第二天晚自习后,苍天赐照例送林晚晴回家。然而这一次的同行却显得有些沉闷。
林晚晴敏锐地察觉到他情绪的异样,轻声问:「天赐,是不是太累了?你脸色很不好。」
他摇摇头,目光扫过街角昏暗的路灯,忽然问:「晚晴,你说,人要怎么做,才能既不拖累别人,又能走完自己非走不可的路?」
林晚晴怔了怔,思考片刻,认真答道:「我不知道。但我觉得,真正的守护,有时候不是紧紧挨着,而是找到一种方式,让彼此都能自由呼吸。」
苍天赐脚步一顿,仿佛被这句话击中了心脏。

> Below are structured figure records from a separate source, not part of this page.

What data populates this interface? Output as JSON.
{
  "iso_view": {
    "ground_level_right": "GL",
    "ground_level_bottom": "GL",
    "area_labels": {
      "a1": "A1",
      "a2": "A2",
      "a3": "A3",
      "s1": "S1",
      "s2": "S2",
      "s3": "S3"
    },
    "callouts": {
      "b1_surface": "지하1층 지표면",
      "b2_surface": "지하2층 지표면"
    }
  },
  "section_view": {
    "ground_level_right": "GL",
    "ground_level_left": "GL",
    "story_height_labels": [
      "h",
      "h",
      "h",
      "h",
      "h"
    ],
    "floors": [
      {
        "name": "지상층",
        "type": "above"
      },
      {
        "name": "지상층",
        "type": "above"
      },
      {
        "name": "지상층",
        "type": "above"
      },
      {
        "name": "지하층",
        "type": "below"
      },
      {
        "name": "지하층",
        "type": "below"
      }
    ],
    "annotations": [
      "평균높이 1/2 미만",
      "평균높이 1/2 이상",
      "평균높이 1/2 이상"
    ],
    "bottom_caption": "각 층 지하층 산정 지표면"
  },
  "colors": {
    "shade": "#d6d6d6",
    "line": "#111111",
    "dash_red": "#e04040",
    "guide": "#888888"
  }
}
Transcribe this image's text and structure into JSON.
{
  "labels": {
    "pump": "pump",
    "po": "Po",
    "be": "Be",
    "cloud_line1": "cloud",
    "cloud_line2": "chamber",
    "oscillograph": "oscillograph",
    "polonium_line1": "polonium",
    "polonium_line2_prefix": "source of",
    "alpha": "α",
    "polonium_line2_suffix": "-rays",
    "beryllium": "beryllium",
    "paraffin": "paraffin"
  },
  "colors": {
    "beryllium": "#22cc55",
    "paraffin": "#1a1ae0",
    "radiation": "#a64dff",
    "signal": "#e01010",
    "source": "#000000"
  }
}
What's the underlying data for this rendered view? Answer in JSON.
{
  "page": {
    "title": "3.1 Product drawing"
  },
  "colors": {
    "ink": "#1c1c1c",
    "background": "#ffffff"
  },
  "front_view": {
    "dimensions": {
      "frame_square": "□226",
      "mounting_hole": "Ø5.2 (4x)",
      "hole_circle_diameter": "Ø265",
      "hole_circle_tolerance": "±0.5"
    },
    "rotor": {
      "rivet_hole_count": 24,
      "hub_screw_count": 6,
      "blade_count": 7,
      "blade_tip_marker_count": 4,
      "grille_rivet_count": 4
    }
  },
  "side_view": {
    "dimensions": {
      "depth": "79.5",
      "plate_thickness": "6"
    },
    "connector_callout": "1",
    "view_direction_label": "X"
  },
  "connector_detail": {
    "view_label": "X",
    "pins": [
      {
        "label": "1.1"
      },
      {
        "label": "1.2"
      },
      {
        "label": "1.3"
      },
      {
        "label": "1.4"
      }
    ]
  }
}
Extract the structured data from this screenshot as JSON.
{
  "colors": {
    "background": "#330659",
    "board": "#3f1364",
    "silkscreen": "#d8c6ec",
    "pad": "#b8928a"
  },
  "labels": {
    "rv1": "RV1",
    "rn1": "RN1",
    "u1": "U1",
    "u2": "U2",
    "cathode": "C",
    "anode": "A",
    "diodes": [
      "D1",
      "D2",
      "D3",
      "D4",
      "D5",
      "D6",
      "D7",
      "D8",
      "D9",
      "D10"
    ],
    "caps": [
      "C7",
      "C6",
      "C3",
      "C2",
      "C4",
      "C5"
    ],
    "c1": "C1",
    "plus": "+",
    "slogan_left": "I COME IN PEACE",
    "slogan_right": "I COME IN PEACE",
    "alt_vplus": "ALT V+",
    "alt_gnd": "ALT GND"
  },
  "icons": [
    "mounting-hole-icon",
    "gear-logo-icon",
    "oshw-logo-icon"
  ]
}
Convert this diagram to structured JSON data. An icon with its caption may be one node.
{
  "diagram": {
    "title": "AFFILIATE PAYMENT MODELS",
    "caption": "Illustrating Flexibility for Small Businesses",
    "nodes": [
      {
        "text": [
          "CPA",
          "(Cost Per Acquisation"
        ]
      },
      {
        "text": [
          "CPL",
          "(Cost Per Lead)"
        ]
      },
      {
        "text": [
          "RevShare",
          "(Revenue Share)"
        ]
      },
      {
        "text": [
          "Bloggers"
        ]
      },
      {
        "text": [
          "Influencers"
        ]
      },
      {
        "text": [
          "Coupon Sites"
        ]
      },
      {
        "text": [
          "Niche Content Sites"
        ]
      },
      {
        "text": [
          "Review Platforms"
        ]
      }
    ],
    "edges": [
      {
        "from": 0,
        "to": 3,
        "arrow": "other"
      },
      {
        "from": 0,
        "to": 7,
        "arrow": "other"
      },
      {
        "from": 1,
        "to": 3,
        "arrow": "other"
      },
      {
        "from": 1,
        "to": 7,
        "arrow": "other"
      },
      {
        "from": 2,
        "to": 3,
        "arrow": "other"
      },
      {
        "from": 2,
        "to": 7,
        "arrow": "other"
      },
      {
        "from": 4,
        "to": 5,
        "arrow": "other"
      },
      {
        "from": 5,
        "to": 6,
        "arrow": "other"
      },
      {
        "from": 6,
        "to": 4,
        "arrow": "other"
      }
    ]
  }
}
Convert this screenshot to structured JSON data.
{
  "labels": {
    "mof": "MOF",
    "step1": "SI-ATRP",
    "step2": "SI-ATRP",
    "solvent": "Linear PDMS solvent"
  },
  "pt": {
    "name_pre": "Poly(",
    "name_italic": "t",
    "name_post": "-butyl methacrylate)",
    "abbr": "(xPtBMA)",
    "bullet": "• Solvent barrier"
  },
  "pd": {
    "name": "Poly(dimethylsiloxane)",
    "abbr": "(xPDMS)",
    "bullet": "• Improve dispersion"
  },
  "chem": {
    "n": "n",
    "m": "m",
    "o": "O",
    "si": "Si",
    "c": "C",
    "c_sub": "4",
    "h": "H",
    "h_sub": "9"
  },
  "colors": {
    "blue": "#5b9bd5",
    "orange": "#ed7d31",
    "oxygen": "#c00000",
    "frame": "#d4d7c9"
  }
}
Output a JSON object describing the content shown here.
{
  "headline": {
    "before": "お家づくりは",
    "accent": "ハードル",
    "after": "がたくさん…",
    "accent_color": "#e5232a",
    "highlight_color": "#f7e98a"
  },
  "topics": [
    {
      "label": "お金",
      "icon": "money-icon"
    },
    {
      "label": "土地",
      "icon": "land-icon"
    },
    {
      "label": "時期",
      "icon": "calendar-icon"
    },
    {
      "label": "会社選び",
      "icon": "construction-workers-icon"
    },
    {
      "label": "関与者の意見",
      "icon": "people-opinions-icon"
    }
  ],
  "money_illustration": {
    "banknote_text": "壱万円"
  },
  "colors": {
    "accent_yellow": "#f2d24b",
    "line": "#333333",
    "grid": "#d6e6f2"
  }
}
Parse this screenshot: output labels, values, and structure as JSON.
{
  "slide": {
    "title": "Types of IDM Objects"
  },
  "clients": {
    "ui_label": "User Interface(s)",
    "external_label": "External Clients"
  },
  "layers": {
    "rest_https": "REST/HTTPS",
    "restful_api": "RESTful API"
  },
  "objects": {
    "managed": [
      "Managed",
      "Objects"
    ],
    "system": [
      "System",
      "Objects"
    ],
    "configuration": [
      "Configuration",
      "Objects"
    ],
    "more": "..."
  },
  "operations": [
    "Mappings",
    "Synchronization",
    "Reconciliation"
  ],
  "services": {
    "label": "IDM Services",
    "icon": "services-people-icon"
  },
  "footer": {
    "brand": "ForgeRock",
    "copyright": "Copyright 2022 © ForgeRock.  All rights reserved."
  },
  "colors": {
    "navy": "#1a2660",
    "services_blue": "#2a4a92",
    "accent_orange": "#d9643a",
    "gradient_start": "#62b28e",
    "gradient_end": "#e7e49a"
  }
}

他深深看了林晚晴一眼,眼中翻涌着复杂的情绪。
「谢谢你,晚晴。我…知道了。」他低声说。
回到体校,苍天赐没有立刻回宿舍,而是像一个侦察兵,在夜色中徘徊,寻找着合适学习的地方。路灯下?光线太暗。器材室杂物间?门锁着。他甚至在冷风飕飕的楼梯拐角尝试坐下,但穿堂风和随时可能出现的查夜人员让他根本无法安心。一次次的希望升起又破灭,像慢慢收紧的绞索。他的目光,最终落在了宿舍楼一楼走廊的尽头——男厕所。那里有彻夜长明的灯光
他走过去,推开那扇虚掩的门。混杂的气味扑面而来。昏黄的灯光下,陈旧的便池丶斑驳的墙壁丶盘旋的小飞虫。这里肮脏丶逼仄丶令人作呕。
但这里,无人打扰,灯火长明。
他僵在厕所门口,混合着氨水与霉味的浊气像一记闷拳,砸得他胃里一阵翻腾。黑暗中,陈刚师兄翻身时床板的吱呀声丶李强的不满嘟囔又一次在他耳边尖锐地回响。这些比此刻厕所的味道更让他窒息。他想到林晚晴的那句话——「让彼此都能自由呼吸」。是啊,如果我的「自由呼吸」必须以侵扰他人的安宁为代价,那这自由何其自私与可悲?真正的「自由呼吸」,或许首先来自不成为他人负累的坦然。那就从这里开始吧。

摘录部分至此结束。